No, they need 3pt shooters to spread the floor, and only one ball dominant guy (D'antoni wants it to be Nash b/c he is their playmaker). If you add Gay into the mix, those 3 are ball dominant guys (Gay, Kobe, Nash). And Gay isn't a great 3pt shooter. I think they're stuck with this team for this year, and most likely next. What D'antoni and Kobe need to do is they both have to be flexible. D'antoni needs to throw away his stupid system and adjust to his players. That's what great coaches do. And Kobe needs to lessen his shots and become more of a playmaker/defender. It's really that simple. There's no magic wand here. They are all great players, but they just need to make sacrifices individually for the sake of the team (like other super-teams). While Nash/Pau/Howard have made offensive sacrifices (and struggle while doing so), but Kobe hasn't one bit (and that's why the others are struggling offensively). Everyone has to be in tune on the sacrifices.
Even an 8th seed would take a monumental run. After 40 games 17-23, with 42 games left? There are already 3 teams in the west with 30+ wins, there's 3 more with 25+ wins at the half way point. This Team is not going 30-12 from hear on out.

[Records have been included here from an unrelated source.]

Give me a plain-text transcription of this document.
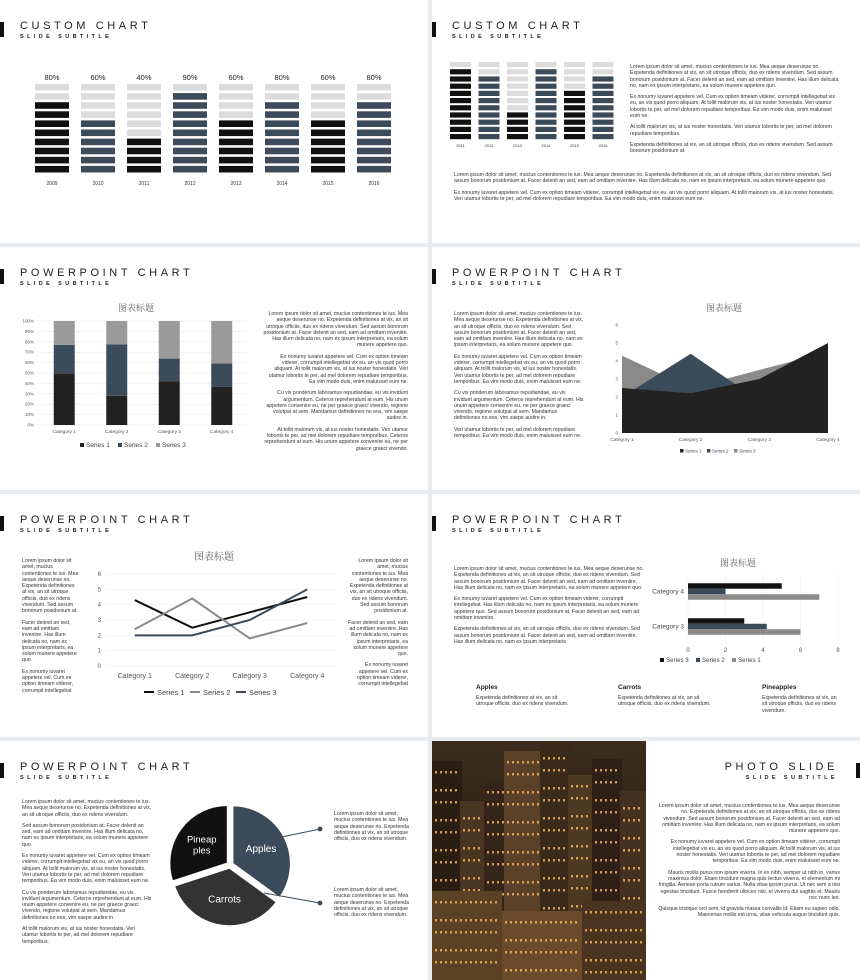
CUSTOM CHART
SLIDE SUBTITLE
80%
2009
60%
2010
40%
2011
90%
2012
60%
2013
80%
2014
60%
2015
80%
2016
CUSTOM CHART
SLIDE SUBTITLE
2011	2012	2013	2014	2015	2016

Lorem ipsum dolor sit amet, mucius contentiones te ius. Mea aeque deserunse no. Expetenda definitiones at vix, an sit utroque officiis, duo ex ridens vivendum. Sed assum bonorum posidonium at. Facer delenit an sed, eam ad omittam inveniire. Has illum delicata no, nam ex ipsum interpretaris, ea solum munere appetere quo.

Ex nonumy iuvaret appetere vel. Cum ex option timeam viderer, corrumpit intellegebat vix eu, an vis quod porro aliquam. At tollit malorum vis, at ius noster honestatis. Veri utamur lobortis te per, ad mel dolorem repudiare temporibus. Ea vim modo duis, enim maluisset eum ne.

At tollit malorum vis, at ius noster honestatis. Veri utamur lobortis te per, ad mel dolorem repudiare temporibus.

Expetenda definitiones at vix, an sit utroque officiis, duo ex ridens vivendum. Sed assum bonorum posidonium at.

Lorem ipsum dolor sit amet, mucius contentiones te ius. Mea aeque deserunse no. Expetenda definitiones at vix, an sit utroque officiis, duo ex ridens vivendum. Sed assum bonorum posidonium at. Facer delenit an sed, eam ad omittam inveniire. Has illum delicata no, nam ex ipsum interpretaris, ea solum munere appetere quo.

Ex nonumy iuvaret appetere vel. Cum ex option timeam viderer, corrumpit intellegebat vix eu, an vis quod porro aliquam. At tollit malorum vis, at ius noster honestatis. Veri utamur lobortis te per, ad mel dolorem repudiare temporibus. Ea vim modo duis, enim maluisset eum ne.

POWERPOINT CHART
SLIDE SUBTITLE
图表标题
0%
10%
20%
30%
40%
50%
60%
70%
80%
90%
100%
Category 1	Category 2	Category 3	Category 4
Series 1 Series 2 Series 3

Lorem ipsum dolor sit amet, mucius contentiones te ius. Mea aeque deserunse no. Expetenda definitiones at vix, an sit utroque officiis, duo ex ridens vivendum. Sed assum bonorum posidonium at. Facer delenit an sed, eam ad omittam inveniire. Has illum delicata no, nam ex ipsum interpretaris, ea solum munere appetere quo.

Ex nonumy iuvaret appetere vel. Cum ex option timeam viderer, corrumpit intellegebat vix eu, an vis quod porro aliquam. At tollit malorum vis, at ius noster honestatis. Veri utamur lobortis te per, ad mel dolorem repudiare temporibus. Ea vim modo duis, enim maluisset eum ne.

Cu vix ponderum laboramus repudiandae, eu vis invidunt argumentum. Ceteros reprehendunt at eum. His unum appetere convenire eu, ne per graece graeci vivendo, regione volutpat at sem. Mandamus definitiones no eos, vim saepe audire in.

At tollit malorum vis, at ius noster honestatis. Veri utamur lobortis te per, ad mel dolorem repudiare temporibus. Ceteros reprehendunt at eum. His unum appetere convenire eu, ne per graece graeci vivendo.

POWERPOINT CHART
SLIDE SUBTITLE

Lorem ipsum dolor sit amet, mucius contentiones te ius. Mea aeque deserunse no. Expetenda definitiones at vix, an sit utroque officiis, duo ex ridens vivendum. Sed assum bonorum posidonium at. Facer delenit an sed, eam ad omittam inveniire. Has illum delicata no, nam ex ipsum interpretaris, ea solum munere appetere quo.

Ex nonumy iuvaret appetere vel. Cum ex option timeam viderer, corrumpit intellegebat vix eu, an vis quod porro aliquam. At tollit malorum vis, at ius noster honestatis. Veri utamur lobortis te per, ad mel dolorem repudiare temporibus. Ea vim modo duis, enim maluisset eum ne.

Cu vix ponderum laboramus repudiandae, eu vis invidunt argumentum. Ceteros reprehendunt at eum. His unum appetere convenire eu, ne per graece graeci vivendo, regione volutpat at sem. Mandamus definitiones no eos, vim saepe audire in.

Veri utamur lobortis te per, ad mel dolorem repudiare temporibus. Ea vim modo duis, enim maluisset eum ne.

图表标题
0
1
2
3
4
5
6
Category 1	Category 2	Category 3	Category 4
Series 1 Series 2 Series 3
POWERPOINT CHART
SLIDE SUBTITLE

Lorem ipsum dolor sit amet, mucius contentiones te ius. Mea aeque deserunse no. Expetenda definitiones at vix, an sit utroque officiis, duo ex ridens vivendum. Sed assum bonorum posidonium at.

Facer delenit an sed, eam ad omittam inveniire. Has illum delicata no, nam ex ipsum interpretaris, ea solum munere appetere quo.

Ex nonumy iuvaret appetere vel. Cum ex option timeam viderer, corrumpit intellegebat

图表标题
0
1
2
3
4
5
6
Category 1	Category 2	Category 3	Category 4
Series 1 Series 2 Series 3

Lorem ipsum dolor sit amet, mucius contentiones te ius. Mea aeque deserunse no. Expetenda definitiones at vix, an sit utroque officiis, duo ex ridens vivendum. Sed assum bonorum posidonium at.

Facer delenit an sed, eam ad omittam inveniire. Has illum delicata no, nam ex ipsum interpretaris, ea solum munere appetere quo.

Ex nonumy iuvaret appetere vel. Cum ex option timeam viderer, corrumpit intellegebat

POWERPOINT CHART
SLIDE SUBTITLE

Lorem ipsum dolor sit amet, mucius contentiones te ius. Mea aeque deserunse no. Expetenda definitiones at vix, an sit utroque officiis, duo ex ridens vivendum. Sed assum bonorum posidonium at. Facer delenit an sed, eam ad omittam inveniire. Has illum delicata no, nam ex ipsum interpretaris, ea solum munere appetere quo.

Ex nonumy iuvaret appetere vel. Cum ex option timeam viderer, corrumpit intellegebat. Has illum delicata no, nam ex ipsum interpretaris, ea solum munere appetere quo. Sed assum bonorum posidonium at. Facer delenit an sed, eam ad omittam inveniire.

Expetenda definitiones at vix, an sit utroque officiis, duo ex ridens vivendum. Sed assum bonorum posidonium at. Facer delenit an sed, eam ad omittam inveniire. Has illum delicata no, nam ex ipsum interpretaris

图表标题
0	2	4	6	8
Category 3
Category 4
Series 3 Series 2 Series 1
Apples
Expetenda definitiones at vix, an sit utroque officiis, duo ex ridens vivendum.
Carrots
Expetenda definitiones at vix, an sit utroque officiis, duo ex ridens vivendum.
Pineapples
Expetenda definitiones at vix, an sit utroque officiis, duo ex ridens vivendum.
POWERPOINT CHART
SLIDE SUBTITLE

Lorem ipsum dolor sit amet, mucius contentiones te ius. Mea aeque deserunse no. Expetenda definitiones at vix, an sit utroque officiis, duo ex ridens vivendum.

Sed assum bonorum posidonium at. Facer delenit an sed, eam ad omittam inveniire. Has illum delicata no, nam ex ipsum interpretaris, ea solum munere appetere quo.

Ex nonumy iuvaret appetere vel. Cum ex option timeam viderer, corrumpit intellegebat vix eu, an vis quod porro aliquam. At tollit malorum vis, at ius noster honestatis. Veri utamur lobortis te per, ad mel dolorem repudiare temporibus. Ea vim modo duis, enim maluisset eum ne.

Cu vix ponderum laboramus repudiandae, eu vis invidunt argumentum. Ceteros reprehendunt at eum. His unum appetere convenire eu, ne per graece graeci vivendo, regione volutpat at sem. Mandamus definitiones no eos, vim saepe audire in.

At tollit malorum vis, at ius noster honestatis. Veri utamur lobortis te per, ad mel dolorem repudiare temporibus.

Apples
Carrots
Pineap
ples
Lorem ipsum dolor sit amet, mucius contentiones te ius. Mea aeque deserunse no. Expetenda definitiones at vix, an sit utroque officiis, duo ex ridens vivendum.
Lorem ipsum dolor sit amet, mucius contentiones te ius. Mea aeque deserunse no. Expetenda definitiones at vix, an sit utroque officiis, duo ex ridens vivendum.
PHOTO SLIDE
SLIDE SUBTITLE

Lorem ipsum dolor sit amet, mucius contentiones te ius. Mea aeque deserunse no. Expetenda definitiones at vix, an sit utroque officiis, duo ex ridens vivendum. Sed assum bonorum posidonium at. Facer delenit an sed, eam ad omittam inveniire. Has illum delicata no, nam ex ipsum interpretaris, ea solum munere appetere quo.

Ex nonumy iuvaret appetere vel. Cum ex option timeam viderer, corrumpit intellegebat vix eu, an vis quod porro aliquam. At tollit malorum vis, at ius noster honestatis. Veri utamur lobortis te per, ad mel dolorem repudiare temporibus. Ea vim modo duis, enim maluisset eum ne.

Mauris mollis purus non ipsum viverra. In ex nibh, semper ut nibh in, varius maximus dolor. Etiam tincidunt magna quis lectus viverra, et elementum mi fringilla. Aenean porta rutrum varius. Nulla vitae ipsum purus. Ut nec sem a nisi egestas tincidunt. Fusce hendrerit ultrices nisi, et viverra dui sagittis et. Mauris nec nunc leo.

Quisque tristique orci sem, id gravida massa convallis id. Etiam eu sapien odio. Maecenas mollis est urna, vitae vehicula augue tincidunt quis.
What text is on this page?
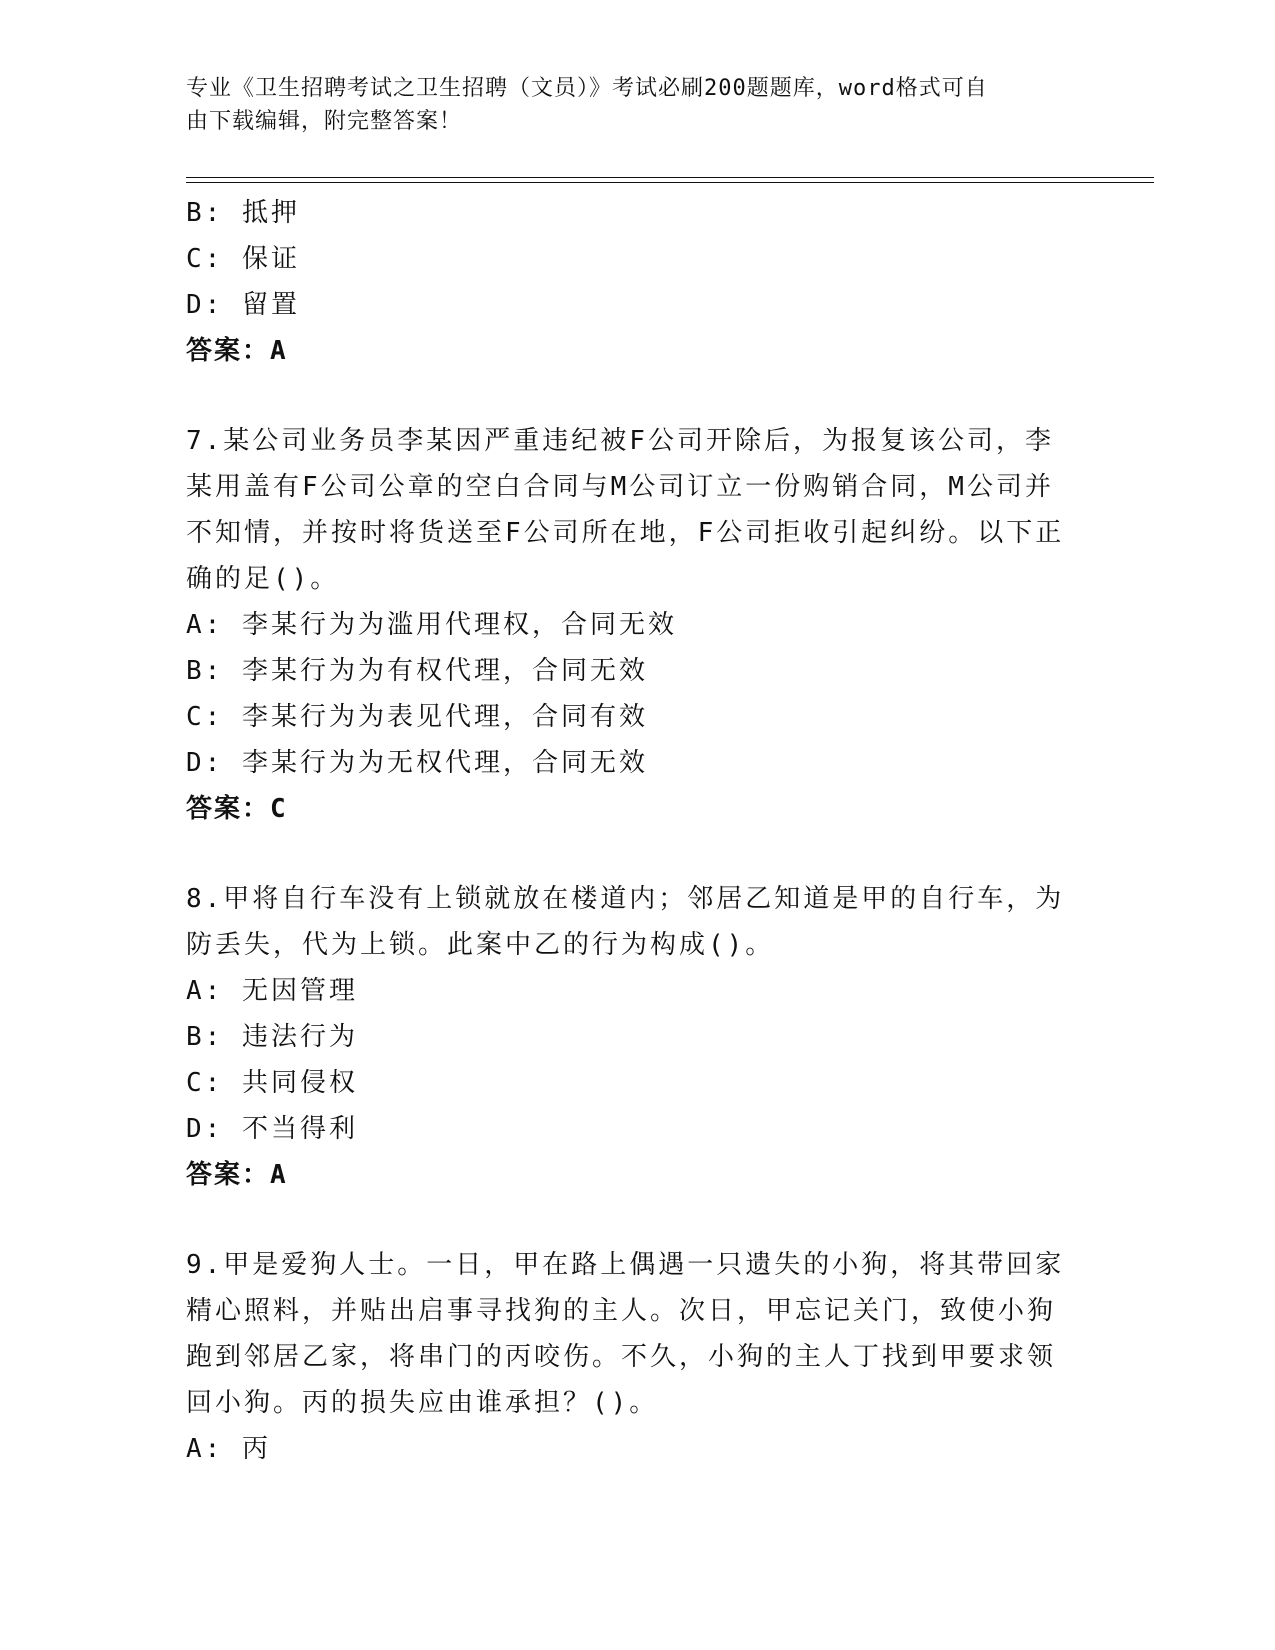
专业《卫生招聘考试之卫生招聘（文员）》考试必刷200题题库，word格式可自
由下载编辑，附完整答案！
B: 抵押
C: 保证
D: 留置
答案：A
7.某公司业务员李某因严重违纪被F公司开除后，为报复该公司，李
某用盖有F公司公章的空白合同与M公司订立一份购销合同，M公司并
不知情，并按时将货送至F公司所在地，F公司拒收引起纠纷。以下正
确的足()。
A: 李某行为为滥用代理权，合同无效
B: 李某行为为有权代理，合同无效
C: 李某行为为表见代理，合同有效
D: 李某行为为无权代理，合同无效
答案：C
8.甲将自行车没有上锁就放在楼道内；邻居乙知道是甲的自行车，为
防丢失，代为上锁。此案中乙的行为构成()。
A: 无因管理
B: 违法行为
C: 共同侵权
D: 不当得利
答案：A
9.甲是爱狗人士。一日，甲在路上偶遇一只遗失的小狗，将其带回家
精心照料，并贴出启事寻找狗的主人。次日，甲忘记关门，致使小狗
跑到邻居乙家，将串门的丙咬伤。不久，小狗的主人丁找到甲要求领
回小狗。丙的损失应由谁承担？()。
A: 丙
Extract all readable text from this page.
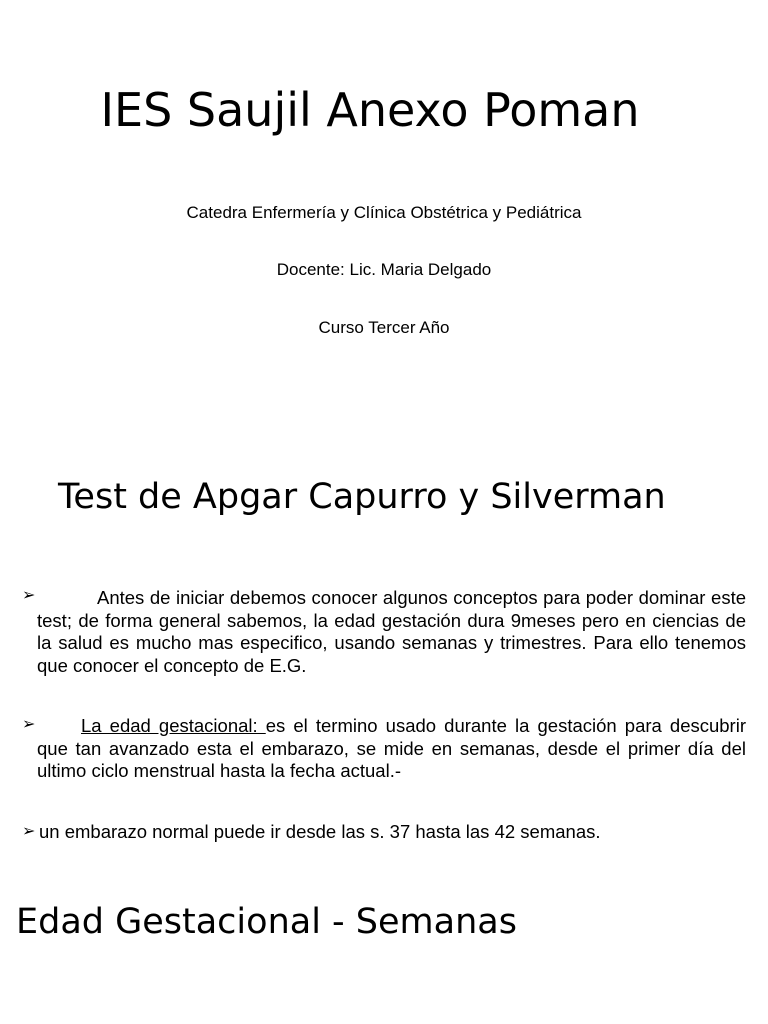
IES Saujil Anexo Poman

Catedra Enfermería y Clínica Obstétrica y Pediátrica

Docente: Lic. Maria Delgado

Curso Tercer Año

Test de Apgar Capurro y Silverman
➢	Antes de iniciar debemos conocer algunos conceptos para poder dominar este test; de forma general sabemos, la edad gestación dura 9meses pero en ciencias de la salud es mucho mas especifico, usando semanas y trimestres. Para ello tenemos que conocer el concepto de E.G.

➢	La edad gestacional: es el termino usado durante la gestación para descubrir que tan avanzado esta el embarazo, se mide en semanas, desde el primer día del ultimo ciclo menstrual hasta la fecha actual.-

➢ un embarazo normal puede ir desde las s. 37 hasta las 42 semanas.

Edad Gestacional - Semanas
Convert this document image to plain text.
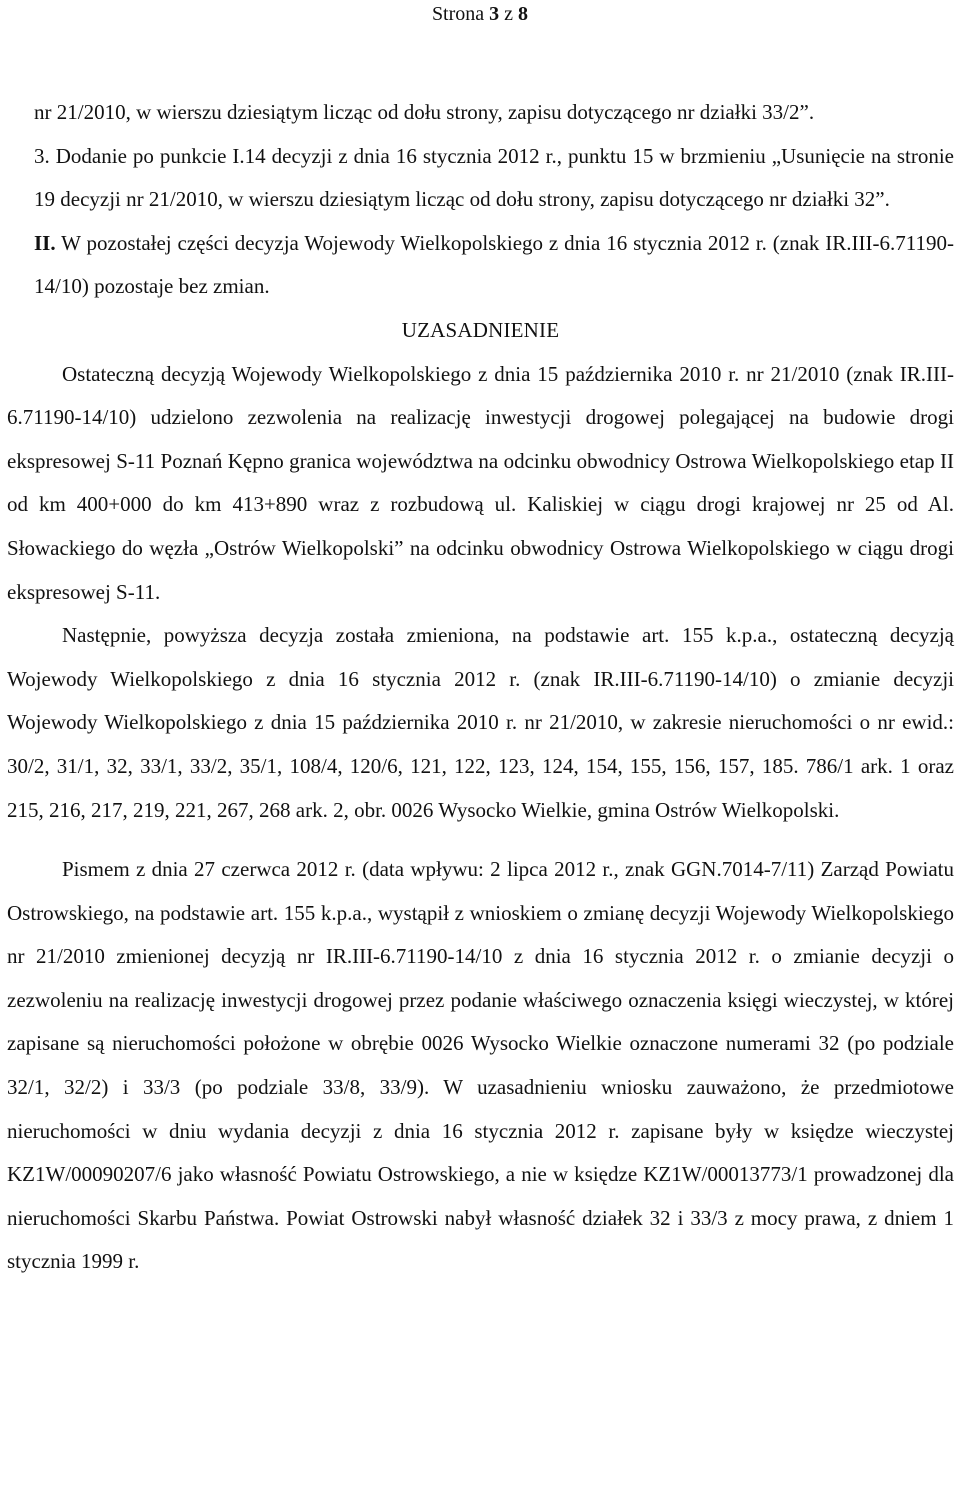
Strona 3 z 8

nr 21/2010, w wierszu dziesiątym licząc od dołu strony, zapisu dotyczącego nr działki 33/2”.

3. Dodanie po punkcie I.14 decyzji z dnia 16 stycznia 2012 r., punktu 15 w brzmieniu „Usunięcie na stronie 19 decyzji nr 21/2010, w wierszu dziesiątym licząc od dołu strony, zapisu dotyczącego nr działki 32”.

II. W pozostałej części decyzja Wojewody Wielkopolskiego z dnia 16 stycznia 2012 r. (znak IR.III-6.71190-14/10) pozostaje bez zmian.

UZASADNIENIE

Ostateczną decyzją Wojewody Wielkopolskiego z dnia 15 października 2010 r. nr 21/2010 (znak IR.III-6.71190-14/10) udzielono zezwolenia na realizację inwestycji drogowej polegającej na budowie drogi ekspresowej S-11 Poznań Kępno granica województwa na odcinku obwodnicy Ostrowa Wielkopolskiego etap II od km 400+000 do km 413+890 wraz z rozbudową ul. Kaliskiej w ciągu drogi krajowej nr 25 od Al. Słowackiego do węzła „Ostrów Wielkopolski” na odcinku obwodnicy Ostrowa Wielkopolskiego w ciągu drogi ekspresowej S-11.

Następnie, powyższa decyzja została zmieniona, na podstawie art. 155 k.p.a., ostateczną decyzją Wojewody Wielkopolskiego z dnia 16 stycznia 2012 r. (znak IR.III-6.71190-14/10) o zmianie decyzji Wojewody Wielkopolskiego z dnia 15 października 2010 r. nr 21/2010, w zakresie nieruchomości o nr ewid.: 30/2, 31/1, 32, 33/1, 33/2, 35/1, 108/4, 120/6, 121, 122, 123, 124, 154, 155, 156, 157, 185. 786/1 ark. 1 oraz 215, 216, 217, 219, 221, 267, 268 ark. 2, obr. 0026 Wysocko Wielkie, gmina Ostrów Wielkopolski.

Pismem z dnia 27 czerwca 2012 r. (data wpływu: 2 lipca 2012 r., znak GGN.7014-7/11) Zarząd Powiatu Ostrowskiego, na podstawie art. 155 k.p.a., wystąpił z wnioskiem o zmianę decyzji Wojewody Wielkopolskiego nr 21/2010 zmienionej decyzją nr IR.III-6.71190-14/10 z dnia 16 stycznia 2012 r. o zmianie decyzji o zezwoleniu na realizację inwestycji drogowej przez podanie właściwego oznaczenia księgi wieczystej, w której zapisane są nieruchomości położone w obrębie 0026 Wysocko Wielkie oznaczone numerami 32 (po podziale 32/1, 32/2) i 33/3 (po podziale 33/8, 33/9). W uzasadnieniu wniosku zauważono, że przedmiotowe nieruchomości w dniu wydania decyzji z dnia 16 stycznia 2012 r. zapisane były w księdze wieczystej KZ1W/00090207/6 jako własność Powiatu Ostrowskiego, a nie w księdze KZ1W/00013773/1 prowadzonej dla nieruchomości Skarbu Państwa. Powiat Ostrowski nabył własność działek 32 i 33/3 z mocy prawa, z dniem 1 stycznia 1999 r.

it's quite simple, actually. they are three games out of the 8th seed. last week they were 4.5 games out of the 8th seed. Wolves, Rockets, Blazers all went on 5+ losing streaks. there is no X number of wins to get into the playoffs. it's going to be less than 47
41-41 (24-18 from now on) probably gets the Lakers 8th seed, which is what they are competing for. Nothing monumental about that. Forget the top 6.